Les flammes et la fumée qui s'élèvent en tourbillons dans les airs, apprennent à Gélon que sa ruse a réussi; il marche aussitôt à l'ennemi, charge intrépidement les Carthaginois, consternés de la mort de leur général et de l'embrasement de leurs navires, et met cinquante mille hommes hors de combat. Ce qui reste de cette armée périt par la faim, ou tombe au pouvoir des Syracusains; plusieurs même voulant se sauver sur vingt galères qu'Amilcar a laissées à l'ancre non loin du rivage, et s'y jetant en trop grand nom

bre, sont ensevelis dans les flots, victimes d'un vent impétueux qui coule à fond les bâtimens qui les portent.

L'alarme que répandit à Carthage la nouvelle de ce désastre fut telle, que Gélon s'en serait emparé s'il l'avait attaquée immédiatement après sa victoire. Cette place en effet se trouva si affaiblie, qu'elle fut hors d'état de rien entreprendre pendant la longue guerre que les Athéniens firent à Syracuse. Toutefois, ayant réparé ses forces, elle trouva l'occasion de prendre sa revanche et de rétablir sa réputation.

Les habitans de Ségeste, étant sur le point de se brouiller avec ceux de Sélinonte, envoyèrent des députés à Carthage pour demander du secours, et, afin de l'intéresser à leur accorder sa protection, ils s'engagèrent à lui livrer leur ville. Cette offre fut acceptée; le sénat l'accueillit avec d'autant plus d'empressement qu'il pensait toujours à faire la conquête de la Sicile.

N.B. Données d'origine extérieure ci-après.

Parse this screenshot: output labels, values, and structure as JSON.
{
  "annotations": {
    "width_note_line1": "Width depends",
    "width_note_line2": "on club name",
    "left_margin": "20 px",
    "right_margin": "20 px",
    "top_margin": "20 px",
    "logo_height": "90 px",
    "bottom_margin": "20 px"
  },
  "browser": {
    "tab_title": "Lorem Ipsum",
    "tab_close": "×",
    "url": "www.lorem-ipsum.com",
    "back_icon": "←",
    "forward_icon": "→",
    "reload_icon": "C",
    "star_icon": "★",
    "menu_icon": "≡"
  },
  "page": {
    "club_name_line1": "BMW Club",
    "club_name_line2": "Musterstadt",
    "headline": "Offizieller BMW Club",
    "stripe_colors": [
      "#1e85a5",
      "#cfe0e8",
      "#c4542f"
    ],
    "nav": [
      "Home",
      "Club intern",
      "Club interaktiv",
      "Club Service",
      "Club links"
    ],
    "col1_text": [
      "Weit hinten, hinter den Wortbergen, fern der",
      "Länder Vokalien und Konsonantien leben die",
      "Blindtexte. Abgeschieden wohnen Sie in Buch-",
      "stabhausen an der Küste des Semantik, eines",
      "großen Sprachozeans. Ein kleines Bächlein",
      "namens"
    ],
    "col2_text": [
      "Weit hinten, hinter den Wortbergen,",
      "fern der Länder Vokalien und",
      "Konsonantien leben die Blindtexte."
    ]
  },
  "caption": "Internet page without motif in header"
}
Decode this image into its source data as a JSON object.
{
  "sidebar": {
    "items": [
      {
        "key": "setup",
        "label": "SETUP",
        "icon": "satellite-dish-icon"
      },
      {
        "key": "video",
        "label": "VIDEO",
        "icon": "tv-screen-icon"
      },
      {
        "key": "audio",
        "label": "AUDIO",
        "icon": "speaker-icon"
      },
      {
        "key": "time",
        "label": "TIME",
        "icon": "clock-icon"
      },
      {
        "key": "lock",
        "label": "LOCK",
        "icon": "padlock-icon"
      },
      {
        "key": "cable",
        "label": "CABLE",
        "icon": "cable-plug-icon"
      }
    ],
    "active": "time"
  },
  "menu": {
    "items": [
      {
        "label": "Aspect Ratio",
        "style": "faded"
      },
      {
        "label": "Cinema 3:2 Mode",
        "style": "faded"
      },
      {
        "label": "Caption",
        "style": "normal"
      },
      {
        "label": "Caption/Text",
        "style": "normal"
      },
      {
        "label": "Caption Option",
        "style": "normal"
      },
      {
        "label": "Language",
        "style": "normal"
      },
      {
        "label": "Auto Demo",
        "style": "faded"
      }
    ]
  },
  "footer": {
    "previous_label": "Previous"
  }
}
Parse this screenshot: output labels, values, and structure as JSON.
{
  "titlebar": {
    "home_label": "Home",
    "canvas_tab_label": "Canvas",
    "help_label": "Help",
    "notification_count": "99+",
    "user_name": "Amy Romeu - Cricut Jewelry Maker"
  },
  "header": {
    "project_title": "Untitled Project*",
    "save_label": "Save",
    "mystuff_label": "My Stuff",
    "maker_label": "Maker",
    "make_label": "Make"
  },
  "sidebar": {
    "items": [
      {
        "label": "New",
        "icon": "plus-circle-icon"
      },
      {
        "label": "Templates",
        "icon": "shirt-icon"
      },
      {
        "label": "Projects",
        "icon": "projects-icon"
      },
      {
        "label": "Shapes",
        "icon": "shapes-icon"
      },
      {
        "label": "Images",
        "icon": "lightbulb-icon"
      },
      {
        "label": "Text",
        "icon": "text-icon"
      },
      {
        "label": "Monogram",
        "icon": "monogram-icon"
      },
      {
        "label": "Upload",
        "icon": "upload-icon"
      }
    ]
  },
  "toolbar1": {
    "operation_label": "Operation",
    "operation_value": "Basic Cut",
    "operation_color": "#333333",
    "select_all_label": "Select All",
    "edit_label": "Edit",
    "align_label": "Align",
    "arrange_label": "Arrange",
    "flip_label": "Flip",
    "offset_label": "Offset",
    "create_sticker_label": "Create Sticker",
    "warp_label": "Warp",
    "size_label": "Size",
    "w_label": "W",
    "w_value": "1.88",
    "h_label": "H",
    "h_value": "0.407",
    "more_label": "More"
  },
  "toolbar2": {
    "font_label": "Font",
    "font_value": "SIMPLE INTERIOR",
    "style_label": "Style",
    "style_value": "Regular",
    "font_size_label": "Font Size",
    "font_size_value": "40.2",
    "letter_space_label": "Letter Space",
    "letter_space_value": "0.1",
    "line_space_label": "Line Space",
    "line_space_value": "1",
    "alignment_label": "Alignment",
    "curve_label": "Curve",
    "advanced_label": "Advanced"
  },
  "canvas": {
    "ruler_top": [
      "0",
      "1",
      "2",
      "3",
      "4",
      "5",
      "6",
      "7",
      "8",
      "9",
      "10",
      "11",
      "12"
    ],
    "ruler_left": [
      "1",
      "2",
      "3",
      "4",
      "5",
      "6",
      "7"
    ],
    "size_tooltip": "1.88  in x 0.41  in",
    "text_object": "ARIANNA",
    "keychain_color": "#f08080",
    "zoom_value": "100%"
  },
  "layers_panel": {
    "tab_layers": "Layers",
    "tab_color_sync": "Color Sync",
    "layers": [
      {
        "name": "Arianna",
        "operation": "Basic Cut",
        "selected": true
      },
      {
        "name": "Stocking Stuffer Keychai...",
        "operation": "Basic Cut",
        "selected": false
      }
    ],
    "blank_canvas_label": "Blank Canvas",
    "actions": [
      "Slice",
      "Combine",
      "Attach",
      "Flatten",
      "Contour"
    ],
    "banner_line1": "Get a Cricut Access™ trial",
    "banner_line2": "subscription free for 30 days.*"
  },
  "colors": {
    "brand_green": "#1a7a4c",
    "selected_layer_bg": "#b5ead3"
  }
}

Des troupes auxiliaires passent dans cette ile; ceux de Ségeste obtiennent quelques avantages sur leurs ennemis; mais les Syracusains se déclarant en faveur de ces derniers, les Carthaginois, pour soutenir leurs alliés, leur expédient de nouveaux renforts que commande Annibal. Plein du désir de venger la mort d'Amilcar, son

aïeul, ce général équipe une flotte de quinze cent soixante voiles, embarque les munitions de guerre et de bouche nécessaires à une grande expédition, cingle vers la Sicile, et va mouiller au promontoire de Lilybée. Sélinonte est assiégée; ses habitans, qui combattent pour leur vie et pour leur liberté, tentent vainement de se défendre; contraints de céder à la force, ils sont taillés en pièces. Le féroce Annibal use en barbare de la victoire, qu'il ne doit qu'à la supériorité numérique de ses troupes; la ville est détruite de fond en comble, et tout, sur des ruines sanglantes, atteste la cruauté du vainqueur. Hymère éprouve le même sort; prise d'assaut, on passe ses citoyens au fil de l'épée; on rase ses fortifications; on abaisse au niveau du sol les édifices publics et particuliers, on profane les temples des dieux, et l'on immole aux manes d'Amilcar trois cents prisonniers.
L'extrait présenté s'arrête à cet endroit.